Kurt: Dr. Gernsback, you're involved in a field that would be foreign to most of our readers in 2009.  How does a neurocomputer differ from a standard digital computer?
Gernsback: Well, neurocomputers and biocomputers operate quite differently from classical digital and quantum computers.  The most familiar technology might be something along the lines of a highly-networked analog control system.
Kurt: I'm not sure I understand, please clarify?
Gernsback: In a traditional computer program, an operation is specified, it is compiled, and it runs exactly as it was told to do, in any given environment.  A loop will behave the same no matter where in the code it is placed.  In a biocomputer, there are two primary differences: first, no code can operate independently of its execution environment.  All functions must be fed with extensive data regarding the state of the area of the system it well be placed in.  Second, the code isn't compiled into machine instructions, but rather into probabilistic control mechanisms.  In effect, the code becomes the summation of a set of highly-conditional input-output matching.  Its effectively like performing a Fourier transform on discrete data.  Rather than being a signal defined by a single function, it becomes defined by a large series of additive, simpler functions.  So when you write a method, it is compiled into a number of regulating methods, each listening to different system state information, and modifying different system state information.  The cumulative effect is the desired functionality.
Kurt: So what benefit does this have?
Gernsback: Well, the primary consequence is that everything in the system affects everything else.  Now, this might sound inherently unstable, but if designed properly, it is quite the opposite.  A function will behave predictably when placed into a predictable environment; when anomalies occur in the system, they modify the global variables that all sorts of functions are listening for.  These functions in turn regulate those variables, returning them to normalcy.  Everything acts as a controller for everything else, meaning that parts with only some functional overlap will actually mutually enhance each others' reliability.
Kurt: Most fascinating.  So besides reliability, what does one gain from such functionality?
Gernsback: Well, it fundamentally changes the way in which one designs the system.  The "program" itself will seek out order, self-organize around the data feed into it.  This makes some classes of data analysis, security, even user interaction entirely different.  Rather than programming the internals of a feature, you mathematically define the desired outputs, and then feed the system extensive sets of simulated data.  New regulating functions will emerge to adapt to this data, modifying the program in such a way that it produces the desired output.
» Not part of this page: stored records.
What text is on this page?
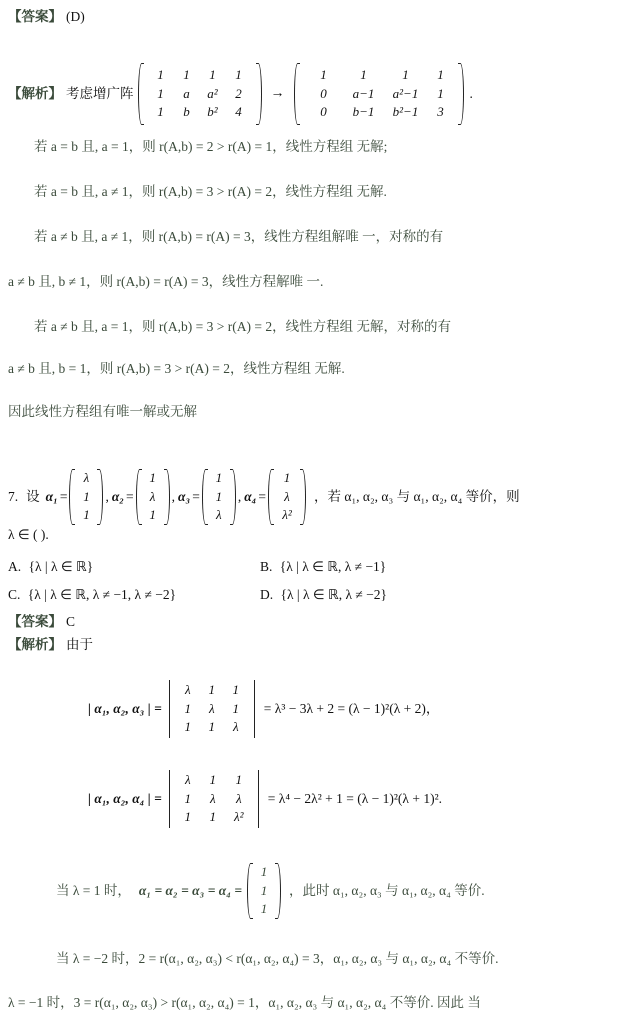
【答案】 (D)
【解析】 考虑增广阵
1	1	1	1
1	a	a²	2
1	b	b²	4
→
1	1	1	1
0	a−1	a²−1	1
0	b−1	b²−1	3
.
若 a = b 且, a = 1，则 r(A,b) = 2 > r(A) = 1，线性方程组 无解;
若 a = b 且, a ≠ 1，则 r(A,b) = 3 > r(A) = 2，线性方程组 无解.
若 a ≠ b 且, a ≠ 1，则 r(A,b) = r(A) = 3，线性方程组解唯 一，对称的有
a ≠ b 且, b ≠ 1，则 r(A,b) = r(A) = 3，线性方程解唯 一.
若 a ≠ b 且, a = 1，则 r(A,b) = 3 > r(A) = 2，线性方程组 无解，对称的有
a ≠ b 且, b = 1，则 r(A,b) = 3 > r(A) = 2，线性方程组 无解.
因此线性方程组有唯一解或无解
7. 设 α₁ =
λ
1
1
, α₂ =
1
λ
1
, α₃ =
1
1
λ
, α₄ =
1
λ
λ²
，若 α₁, α₂, α₃ 与 α₁, α₂, α₄ 等价，则
λ ∈ ( ).
A. {λ | λ ∈ ℝ}	B. {λ | λ ∈ ℝ, λ ≠ −1}
C. {λ | λ ∈ ℝ, λ ≠ −1, λ ≠ −2}	D. {λ | λ ∈ ℝ, λ ≠ −2}
【答案】 C
【解析】 由于
| α₁, α₂, α₃ | =
λ	1	1
1	λ	1
1	1	λ
= λ³ − 3λ + 2 = (λ − 1)²(λ + 2)，
| α₁, α₂, α₄ | =
λ	1	1
1	λ	λ
1	1	λ²
= λ⁴ − 2λ² + 1 = (λ − 1)²(λ + 1)².
当 λ = 1 时， α₁ = α₂ = α₃ = α₄ =
1
1
1
，此时 α₁, α₂, α₃ 与 α₁, α₂, α₄ 等价.
当 λ = −2 时，2 = r(α₁, α₂, α₃) < r(α₁, α₂, α₄) = 3，α₁, α₂, α₃ 与 α₁, α₂, α₄ 不等价.
λ = −1 时，3 = r(α₁, α₂, α₃) > r(α₁, α₂, α₄) = 1，α₁, α₂, α₃ 与 α₁, α₂, α₄ 不等价. 因此 当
Kurt: So, the software is evolved, almost literally?
Gernsback: Precisely.  And with that design paradigm, one gets all sorts of other gains.  The program can evolve in multiple different directions in virtual environments, and even "mate" with each other.  It enables you to run the genetic algorithm on programs themselves, enabling you to rapidly produce a variety of possibilities, and select the desired one.  It costs almost the same to produce 100 unique programs that meet your requirements as it is to produce 1, fundamentally changing the way one approaches the system.  A good developer knows how to guide the evolution of a product, more like a botanist than a traditional engineer.  We have a joke around the office that software that doesn't behave as desired only needs to be "domesticated".  I think its an apt term, in some respects.
Kurt: I'll admit, a lot of this discussion went over my head, but the structure of it I find extremely fascinating.  And I'll have you know, Dr. Gernsback, that your work is only the beginning.
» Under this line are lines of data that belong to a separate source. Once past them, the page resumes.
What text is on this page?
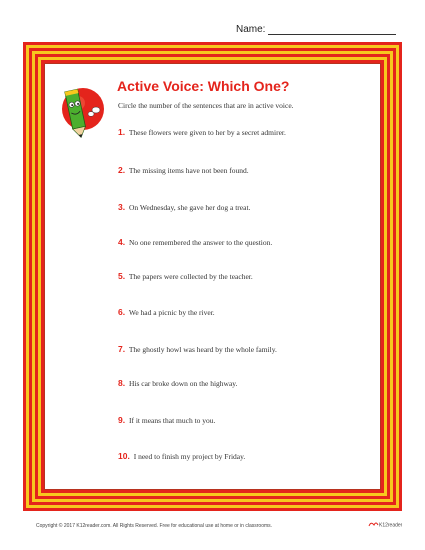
Name:
Active Voice: Which One?

Circle the number of the sentences that are in active voice.

1. These flowers were given to her by a secret admirer.

2. The missing items have not been found.

3. On Wednesday, she gave her dog a treat.

4. No one remembered the answer to the question.

5. The papers were collected by the teacher.

6. We had a picnic by the river.

7. The ghostly howl was heard by the whole family.

8. His car broke down on the highway.

9. If it means that much to you.

10. I need to finish my project by Friday.

Copyright © 2017 K12reader.com. All Rights Reserved. Free for educational use at home or in classrooms.	K12reader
Okay.  At this point in time, we have C++ and some basic calculators implemented in DNA.  We don't have extensively self-modifying programs.  What we have is redundancy and transaction management.  This is powerful, and this will be the dominant paradigm for some time to come.  But true, complete, software-level fault tolerance is currently profoundly laborious to implement.  And until a program can dynamically modify itself, the most effective duplication is a duplication of effort.